Friday, January 11, 2013

Reconciliation


Colossians 1:21-22, Romans 5:10, II Corinthians 5:18-20 (NASB)
Col 1:22-23: And although you were formerly alienated and hostile in mind, engaged in evil deeds, yet He has now reconciled you in His fleshly body through death, in order to present you before Him holy and blameless and beyond reproach.

Rom 5:10: For if while we were enemies we were reconciled to God through the death of His Son, much more, having been reconciled, we shall be saved by His life.

Cor 5:18-20: Now all these things are from God, who reconciled us to Himself through Christ and gave us the ministry of reconciliation, namely, that God was in Christ reconciling the world to Himself, not counting their trespasses against them, and He has committed to us the word of reconciliation. Therefore, we are ambassadors for Christ, as though God were making an appeal through us; we beg you on behalf of Christ, be reconciled to God.

Reconciliation is a significant concept in the New Testament.
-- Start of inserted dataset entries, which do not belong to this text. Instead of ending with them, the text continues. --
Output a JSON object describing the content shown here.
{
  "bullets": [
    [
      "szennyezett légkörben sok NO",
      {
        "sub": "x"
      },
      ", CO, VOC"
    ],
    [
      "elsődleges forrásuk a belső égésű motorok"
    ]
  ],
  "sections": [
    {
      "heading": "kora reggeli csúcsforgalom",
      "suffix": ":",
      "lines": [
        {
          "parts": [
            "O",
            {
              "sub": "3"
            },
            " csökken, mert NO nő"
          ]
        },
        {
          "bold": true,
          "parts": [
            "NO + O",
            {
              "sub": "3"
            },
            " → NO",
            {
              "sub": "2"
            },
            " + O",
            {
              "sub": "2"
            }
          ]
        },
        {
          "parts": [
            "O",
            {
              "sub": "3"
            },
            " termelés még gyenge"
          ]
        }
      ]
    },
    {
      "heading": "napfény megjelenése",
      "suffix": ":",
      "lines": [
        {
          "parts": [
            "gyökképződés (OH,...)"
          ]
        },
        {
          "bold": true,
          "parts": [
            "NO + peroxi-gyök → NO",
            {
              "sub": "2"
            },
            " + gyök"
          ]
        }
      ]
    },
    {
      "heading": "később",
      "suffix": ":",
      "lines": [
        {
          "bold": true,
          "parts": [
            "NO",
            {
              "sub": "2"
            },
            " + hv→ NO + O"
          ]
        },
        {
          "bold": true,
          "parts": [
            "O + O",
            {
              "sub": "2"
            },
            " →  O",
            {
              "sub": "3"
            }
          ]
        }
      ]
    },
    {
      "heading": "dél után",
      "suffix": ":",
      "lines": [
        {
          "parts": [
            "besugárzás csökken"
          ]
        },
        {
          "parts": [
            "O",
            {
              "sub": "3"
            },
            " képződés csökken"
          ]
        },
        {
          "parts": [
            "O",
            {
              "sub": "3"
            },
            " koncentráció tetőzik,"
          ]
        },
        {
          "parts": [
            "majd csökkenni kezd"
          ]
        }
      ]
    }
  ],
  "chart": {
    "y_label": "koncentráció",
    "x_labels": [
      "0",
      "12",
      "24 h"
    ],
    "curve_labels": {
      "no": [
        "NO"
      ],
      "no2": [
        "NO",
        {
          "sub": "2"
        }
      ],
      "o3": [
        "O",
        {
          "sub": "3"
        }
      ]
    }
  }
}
To reconcile means to receive a person into favor, to bring together those who are at variance.  If you have lived long enough you have experienced (hopefully) reconciliation with someone.  You have gotten back together with a boy or girlfriend after splitting up for awhile.  You have made up with your spouse after a bad argument nearly split you two apart.  You have made peace with a friend or neighbor or family member or business associate after a disagreement pulled you apart.  The results of these closures are examples of reconciliations.  Bridges have been rebuilt, trust has been restored, and mutual love and caring and respect renewed.  Such reconciliations are normally very sweet, very happy, and very fulfilling. 

In the same way, God has taken the initiative to reconcile sinful man to Himself.  Read again and meditate on these verses.  They describe human beings as aliens and enemies of God, being hostile and evil and full of sins.  Don’t you hate the thought of being viewed as an enemy of God?  Yet that’s what you were and perhaps still are before accepting His conciliatory gesture by offering Jesus Christ to die for you (Romans 5:8, John 3:16).  God made the first move toward reconciliation.  The cross represents reconciliation.  Christ’s death on the cross applies every day to anyone who sees his need for reconciliation with God.  Think of a great chasm between you and God.  The only way to cross that chasm, the only way for Him to come to you and for you to come to Him is through the cross.

Reconciliation with God not only involves your accepting what God has done through Christ and the cross, but also receiving Christ as your Savior, allowing Him to enter the center of your life and follow His ways rather than your own (II Cor 5:17, Gal 2:30, John 1:12).  When you live your life according to the will and ways of Jesus (His will and ways being taught in the Bible), then notice in II Cor 5:20 that you become an ambassador for Christ.  You become holy and blameless and beyond reproach (Col 1:23).  Is not this initiative of reconciliation by God towards you and what results from it the most unbelievable truths imaginable? 

You know that reconciliation with another human, someone you love and care for, is one of the most joyful experiences in life.  Just think further about how reconciliation with God and the consequences of that reconciliation significantly and so positively affects the rest of your life on earth and for all eternity.

"The number one problem in our world is alienation, rich versus poor, black versus white, labor versus management, conservation versus liberal, East versus West......But Christ came to bring about reconciliation and peace."--Billy Graham.